It's important to give your new dog a chance to settle in, the honeymoon period can last up to six weeks, it takes time for all of you to settle in to a new routine. Institute NILIF for ALL the dogs, Supervise a LOT, do not let the dogs alone together, give the new one lots of time crated so the older guys still have their "zones" until they are used to having her around. Make sure if YOU are petting new one that the others get special treats from hubby and vice versa so that the other dogs mean good things to each other. If she is truly guarding you, get up and walk away. But please do not let them "work it out" this is recipe for disaster.



laurah5107 said:


> I call Daisy an idiot because she tends to argue the most with the pitbull. And the pitbull carries herself with an air of dominance, that "I'm in charge" sort of carriage.The Dane and the Pitbull have come to an agreement on who is alpha and there have been no arguments, not even growling, since then. For a long time the Dane lived in fear of the Pitbull but now they are buds and lie together on the couch or the poolside lounge chair.

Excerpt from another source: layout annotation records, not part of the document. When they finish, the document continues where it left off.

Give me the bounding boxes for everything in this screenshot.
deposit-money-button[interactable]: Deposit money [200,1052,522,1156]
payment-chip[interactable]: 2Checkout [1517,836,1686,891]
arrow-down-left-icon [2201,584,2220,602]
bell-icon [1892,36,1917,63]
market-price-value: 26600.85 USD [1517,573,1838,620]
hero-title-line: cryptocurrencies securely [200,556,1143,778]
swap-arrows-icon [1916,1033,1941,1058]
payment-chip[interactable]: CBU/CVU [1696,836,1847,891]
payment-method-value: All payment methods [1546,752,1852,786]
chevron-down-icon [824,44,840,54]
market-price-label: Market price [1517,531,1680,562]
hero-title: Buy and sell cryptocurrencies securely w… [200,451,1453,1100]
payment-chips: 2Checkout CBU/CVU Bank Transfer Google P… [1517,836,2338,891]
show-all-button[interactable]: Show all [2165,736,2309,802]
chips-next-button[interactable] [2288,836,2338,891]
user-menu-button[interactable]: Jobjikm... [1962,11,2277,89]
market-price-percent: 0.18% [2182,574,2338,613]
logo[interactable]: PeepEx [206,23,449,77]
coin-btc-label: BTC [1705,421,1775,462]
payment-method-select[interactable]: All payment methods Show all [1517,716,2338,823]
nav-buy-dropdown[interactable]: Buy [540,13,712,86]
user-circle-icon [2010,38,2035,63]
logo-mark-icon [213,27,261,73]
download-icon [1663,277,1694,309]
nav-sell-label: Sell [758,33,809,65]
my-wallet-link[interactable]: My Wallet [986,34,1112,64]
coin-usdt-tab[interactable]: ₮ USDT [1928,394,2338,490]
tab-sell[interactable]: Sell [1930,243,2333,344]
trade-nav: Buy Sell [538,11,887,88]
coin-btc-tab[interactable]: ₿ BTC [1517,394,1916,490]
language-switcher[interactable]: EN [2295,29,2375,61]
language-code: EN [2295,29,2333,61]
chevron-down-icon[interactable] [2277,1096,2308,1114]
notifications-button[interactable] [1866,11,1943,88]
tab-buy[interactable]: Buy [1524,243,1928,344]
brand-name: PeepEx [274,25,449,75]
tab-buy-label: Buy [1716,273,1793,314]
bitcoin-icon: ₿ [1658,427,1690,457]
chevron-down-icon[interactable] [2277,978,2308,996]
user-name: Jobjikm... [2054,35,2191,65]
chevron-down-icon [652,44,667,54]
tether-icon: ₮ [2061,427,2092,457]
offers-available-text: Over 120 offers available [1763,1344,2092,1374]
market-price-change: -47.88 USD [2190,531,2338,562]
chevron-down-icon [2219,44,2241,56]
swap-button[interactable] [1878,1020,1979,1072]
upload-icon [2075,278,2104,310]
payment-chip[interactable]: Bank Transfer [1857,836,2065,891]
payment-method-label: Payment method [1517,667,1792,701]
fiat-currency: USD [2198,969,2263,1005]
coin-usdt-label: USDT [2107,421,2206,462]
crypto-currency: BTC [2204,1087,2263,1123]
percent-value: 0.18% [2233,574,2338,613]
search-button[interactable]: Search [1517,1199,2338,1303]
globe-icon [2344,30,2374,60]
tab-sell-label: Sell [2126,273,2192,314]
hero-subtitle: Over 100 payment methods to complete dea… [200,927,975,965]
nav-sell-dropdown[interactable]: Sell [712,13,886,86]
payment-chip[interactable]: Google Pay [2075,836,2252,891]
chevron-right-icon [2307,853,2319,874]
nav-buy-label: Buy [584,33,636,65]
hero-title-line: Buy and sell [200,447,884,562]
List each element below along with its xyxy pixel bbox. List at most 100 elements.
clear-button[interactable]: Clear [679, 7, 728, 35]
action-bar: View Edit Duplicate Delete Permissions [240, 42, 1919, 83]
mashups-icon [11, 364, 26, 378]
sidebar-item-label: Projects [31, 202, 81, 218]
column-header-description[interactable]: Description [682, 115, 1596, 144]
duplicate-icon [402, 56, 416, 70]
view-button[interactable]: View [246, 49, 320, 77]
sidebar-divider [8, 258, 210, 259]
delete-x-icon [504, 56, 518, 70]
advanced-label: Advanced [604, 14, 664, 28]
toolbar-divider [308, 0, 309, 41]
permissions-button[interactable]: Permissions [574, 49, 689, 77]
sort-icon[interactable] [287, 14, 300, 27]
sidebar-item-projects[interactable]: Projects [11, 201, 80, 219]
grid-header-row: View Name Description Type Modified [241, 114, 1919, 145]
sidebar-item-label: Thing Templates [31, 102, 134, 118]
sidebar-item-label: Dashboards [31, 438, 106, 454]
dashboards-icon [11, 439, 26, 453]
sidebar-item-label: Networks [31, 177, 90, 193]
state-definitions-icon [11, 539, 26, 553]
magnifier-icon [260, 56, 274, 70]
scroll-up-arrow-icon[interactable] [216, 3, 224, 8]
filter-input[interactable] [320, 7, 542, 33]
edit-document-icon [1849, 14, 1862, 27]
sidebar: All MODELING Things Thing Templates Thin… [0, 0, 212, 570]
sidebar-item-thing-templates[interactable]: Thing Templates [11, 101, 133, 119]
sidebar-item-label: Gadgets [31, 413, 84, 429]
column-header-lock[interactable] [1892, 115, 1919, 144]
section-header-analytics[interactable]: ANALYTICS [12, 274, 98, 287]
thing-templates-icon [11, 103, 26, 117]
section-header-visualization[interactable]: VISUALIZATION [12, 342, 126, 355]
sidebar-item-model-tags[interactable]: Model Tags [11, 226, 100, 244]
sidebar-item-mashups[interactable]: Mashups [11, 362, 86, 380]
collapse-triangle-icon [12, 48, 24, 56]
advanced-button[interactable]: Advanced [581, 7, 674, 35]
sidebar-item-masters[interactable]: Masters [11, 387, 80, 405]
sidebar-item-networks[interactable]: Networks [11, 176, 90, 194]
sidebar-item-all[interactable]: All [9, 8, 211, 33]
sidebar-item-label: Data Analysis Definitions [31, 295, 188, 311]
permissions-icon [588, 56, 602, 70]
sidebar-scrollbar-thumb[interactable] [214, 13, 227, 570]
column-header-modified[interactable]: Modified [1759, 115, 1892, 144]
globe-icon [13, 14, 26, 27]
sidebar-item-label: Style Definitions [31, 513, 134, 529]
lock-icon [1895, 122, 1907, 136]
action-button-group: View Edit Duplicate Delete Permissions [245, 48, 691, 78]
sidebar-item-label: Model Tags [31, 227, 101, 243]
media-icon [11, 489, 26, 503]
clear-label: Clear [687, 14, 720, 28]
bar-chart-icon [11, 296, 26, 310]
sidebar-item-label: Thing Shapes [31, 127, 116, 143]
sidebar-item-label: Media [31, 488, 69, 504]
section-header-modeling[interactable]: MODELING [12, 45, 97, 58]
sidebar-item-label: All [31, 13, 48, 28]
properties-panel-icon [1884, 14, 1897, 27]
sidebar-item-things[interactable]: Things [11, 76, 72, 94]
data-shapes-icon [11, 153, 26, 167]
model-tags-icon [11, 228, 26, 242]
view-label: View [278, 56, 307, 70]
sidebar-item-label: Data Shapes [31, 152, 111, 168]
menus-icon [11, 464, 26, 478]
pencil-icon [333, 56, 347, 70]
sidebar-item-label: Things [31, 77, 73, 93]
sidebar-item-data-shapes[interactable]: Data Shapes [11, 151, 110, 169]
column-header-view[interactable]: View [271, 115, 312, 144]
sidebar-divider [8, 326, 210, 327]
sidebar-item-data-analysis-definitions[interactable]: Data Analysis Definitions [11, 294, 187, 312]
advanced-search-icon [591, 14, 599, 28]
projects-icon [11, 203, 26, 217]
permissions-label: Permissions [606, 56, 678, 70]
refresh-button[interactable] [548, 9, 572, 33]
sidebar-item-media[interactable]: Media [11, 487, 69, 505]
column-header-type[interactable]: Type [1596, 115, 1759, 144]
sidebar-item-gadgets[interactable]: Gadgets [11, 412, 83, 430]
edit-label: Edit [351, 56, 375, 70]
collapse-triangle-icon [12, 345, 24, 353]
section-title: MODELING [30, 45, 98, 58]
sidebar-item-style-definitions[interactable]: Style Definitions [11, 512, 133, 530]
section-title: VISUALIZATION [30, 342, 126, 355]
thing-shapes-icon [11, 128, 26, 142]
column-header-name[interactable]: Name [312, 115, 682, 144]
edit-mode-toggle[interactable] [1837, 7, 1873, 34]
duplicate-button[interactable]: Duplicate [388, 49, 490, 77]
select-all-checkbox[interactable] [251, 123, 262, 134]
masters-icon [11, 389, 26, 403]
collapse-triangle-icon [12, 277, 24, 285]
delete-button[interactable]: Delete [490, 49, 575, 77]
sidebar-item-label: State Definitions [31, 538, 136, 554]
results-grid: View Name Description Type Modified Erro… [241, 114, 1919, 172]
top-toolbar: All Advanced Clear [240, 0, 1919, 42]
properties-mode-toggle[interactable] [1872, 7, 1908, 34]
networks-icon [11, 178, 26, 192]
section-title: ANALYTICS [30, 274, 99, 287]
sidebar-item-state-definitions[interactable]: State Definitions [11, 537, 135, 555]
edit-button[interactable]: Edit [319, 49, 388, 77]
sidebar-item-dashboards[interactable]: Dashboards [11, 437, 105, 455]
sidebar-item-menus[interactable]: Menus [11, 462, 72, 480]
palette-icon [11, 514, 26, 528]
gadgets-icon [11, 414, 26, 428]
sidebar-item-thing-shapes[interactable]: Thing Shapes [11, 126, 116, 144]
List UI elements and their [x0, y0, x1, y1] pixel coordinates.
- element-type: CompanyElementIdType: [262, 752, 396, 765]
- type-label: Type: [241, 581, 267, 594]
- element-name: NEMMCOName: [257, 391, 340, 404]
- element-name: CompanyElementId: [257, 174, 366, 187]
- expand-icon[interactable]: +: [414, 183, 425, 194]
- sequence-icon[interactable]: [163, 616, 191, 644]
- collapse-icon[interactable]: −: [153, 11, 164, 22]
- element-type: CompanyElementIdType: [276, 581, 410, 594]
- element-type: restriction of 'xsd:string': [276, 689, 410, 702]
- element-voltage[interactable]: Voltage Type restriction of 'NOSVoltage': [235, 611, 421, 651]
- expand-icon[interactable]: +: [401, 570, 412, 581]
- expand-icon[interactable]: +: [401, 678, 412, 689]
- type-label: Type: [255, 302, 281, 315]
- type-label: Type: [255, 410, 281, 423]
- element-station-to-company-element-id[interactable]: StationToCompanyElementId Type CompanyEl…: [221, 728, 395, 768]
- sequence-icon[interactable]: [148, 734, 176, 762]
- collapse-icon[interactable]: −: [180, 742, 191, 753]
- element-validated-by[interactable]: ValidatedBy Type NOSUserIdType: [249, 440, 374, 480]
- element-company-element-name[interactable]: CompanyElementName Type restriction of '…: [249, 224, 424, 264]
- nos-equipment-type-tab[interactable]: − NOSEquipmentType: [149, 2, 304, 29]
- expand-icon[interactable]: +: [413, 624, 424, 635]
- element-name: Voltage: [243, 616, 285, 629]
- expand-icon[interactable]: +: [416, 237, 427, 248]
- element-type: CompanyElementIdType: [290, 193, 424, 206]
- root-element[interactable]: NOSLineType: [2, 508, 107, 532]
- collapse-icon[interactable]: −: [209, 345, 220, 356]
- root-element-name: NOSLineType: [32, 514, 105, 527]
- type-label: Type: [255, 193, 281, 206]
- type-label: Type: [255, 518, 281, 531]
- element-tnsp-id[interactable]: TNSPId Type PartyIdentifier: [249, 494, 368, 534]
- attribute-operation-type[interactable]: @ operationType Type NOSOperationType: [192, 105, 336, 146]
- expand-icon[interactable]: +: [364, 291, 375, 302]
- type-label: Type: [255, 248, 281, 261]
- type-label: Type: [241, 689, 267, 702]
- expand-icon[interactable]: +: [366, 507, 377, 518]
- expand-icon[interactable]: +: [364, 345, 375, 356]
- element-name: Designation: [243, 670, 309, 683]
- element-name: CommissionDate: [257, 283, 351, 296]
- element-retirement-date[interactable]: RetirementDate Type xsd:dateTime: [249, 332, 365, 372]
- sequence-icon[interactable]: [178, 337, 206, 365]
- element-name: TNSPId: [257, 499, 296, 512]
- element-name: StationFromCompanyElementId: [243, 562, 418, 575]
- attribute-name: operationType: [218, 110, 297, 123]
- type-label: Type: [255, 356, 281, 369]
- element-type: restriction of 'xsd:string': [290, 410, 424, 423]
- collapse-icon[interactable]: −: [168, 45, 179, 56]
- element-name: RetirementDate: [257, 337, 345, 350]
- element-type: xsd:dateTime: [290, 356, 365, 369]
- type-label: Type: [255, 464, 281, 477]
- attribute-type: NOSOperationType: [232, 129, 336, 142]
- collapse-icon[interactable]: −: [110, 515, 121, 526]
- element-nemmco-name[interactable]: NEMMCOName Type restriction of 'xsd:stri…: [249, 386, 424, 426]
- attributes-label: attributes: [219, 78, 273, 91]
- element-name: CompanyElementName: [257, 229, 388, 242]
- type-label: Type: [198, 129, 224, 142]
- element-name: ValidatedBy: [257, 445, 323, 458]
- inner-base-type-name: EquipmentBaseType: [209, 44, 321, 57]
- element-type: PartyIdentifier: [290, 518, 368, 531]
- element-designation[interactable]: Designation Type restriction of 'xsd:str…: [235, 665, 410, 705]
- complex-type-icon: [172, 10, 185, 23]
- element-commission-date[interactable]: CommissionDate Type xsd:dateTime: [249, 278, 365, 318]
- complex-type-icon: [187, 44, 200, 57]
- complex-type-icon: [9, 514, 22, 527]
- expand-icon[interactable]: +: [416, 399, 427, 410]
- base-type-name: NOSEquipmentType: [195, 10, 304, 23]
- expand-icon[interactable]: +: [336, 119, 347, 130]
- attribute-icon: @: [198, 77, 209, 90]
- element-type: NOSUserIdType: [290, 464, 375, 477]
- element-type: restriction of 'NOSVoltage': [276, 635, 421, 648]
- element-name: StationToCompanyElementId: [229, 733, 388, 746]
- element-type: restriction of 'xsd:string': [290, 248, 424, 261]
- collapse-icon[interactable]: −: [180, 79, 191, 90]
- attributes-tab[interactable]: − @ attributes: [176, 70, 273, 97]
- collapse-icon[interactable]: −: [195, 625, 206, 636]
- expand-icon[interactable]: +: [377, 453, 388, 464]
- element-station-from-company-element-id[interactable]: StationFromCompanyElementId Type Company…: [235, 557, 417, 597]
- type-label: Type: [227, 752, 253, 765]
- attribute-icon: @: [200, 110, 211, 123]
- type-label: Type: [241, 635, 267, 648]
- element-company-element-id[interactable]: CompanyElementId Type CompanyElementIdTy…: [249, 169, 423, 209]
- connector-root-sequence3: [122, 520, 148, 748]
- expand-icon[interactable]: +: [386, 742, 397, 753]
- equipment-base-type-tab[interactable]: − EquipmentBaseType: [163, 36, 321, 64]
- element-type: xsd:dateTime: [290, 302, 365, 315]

I won't get into the alpha discussion, but I will say that dog hierarchies are usually pretty loose and change whenever a new dog comes into the picture. It is a loose and fluid sort of thing. So keep an eye on the other two as well, the stressors can change how they act towards each other as well. Daisy may be "arguing" with the pitbull out of fear, not out of attempts at dominance.



> What most concerns me is that Daisy will not submit even when pinned down by the neck by the pitbull. She continues to snarl and fight. Nor did she cease her attack on a visiting dog when that dog was pulled off. She merely changed targets and went after another visiting dog, which ran away. The pitbull intercepted Daisy as she was chasing the dog and it ended there.


You earlier said she submitted so now I'm a bit confused. Either way, the pit should not be allowed to pin this dog, she is obviously convinced she is fighting for her life and this can become a self fulfilling prophecy for her. And again, it is not a good idea to add yet another "visiting" dog to the mix when the new dog has only been in your home a day...this is way too much overload for her and for the others. You need to set all the dogs up to succeed, this is not the way to do it!


----------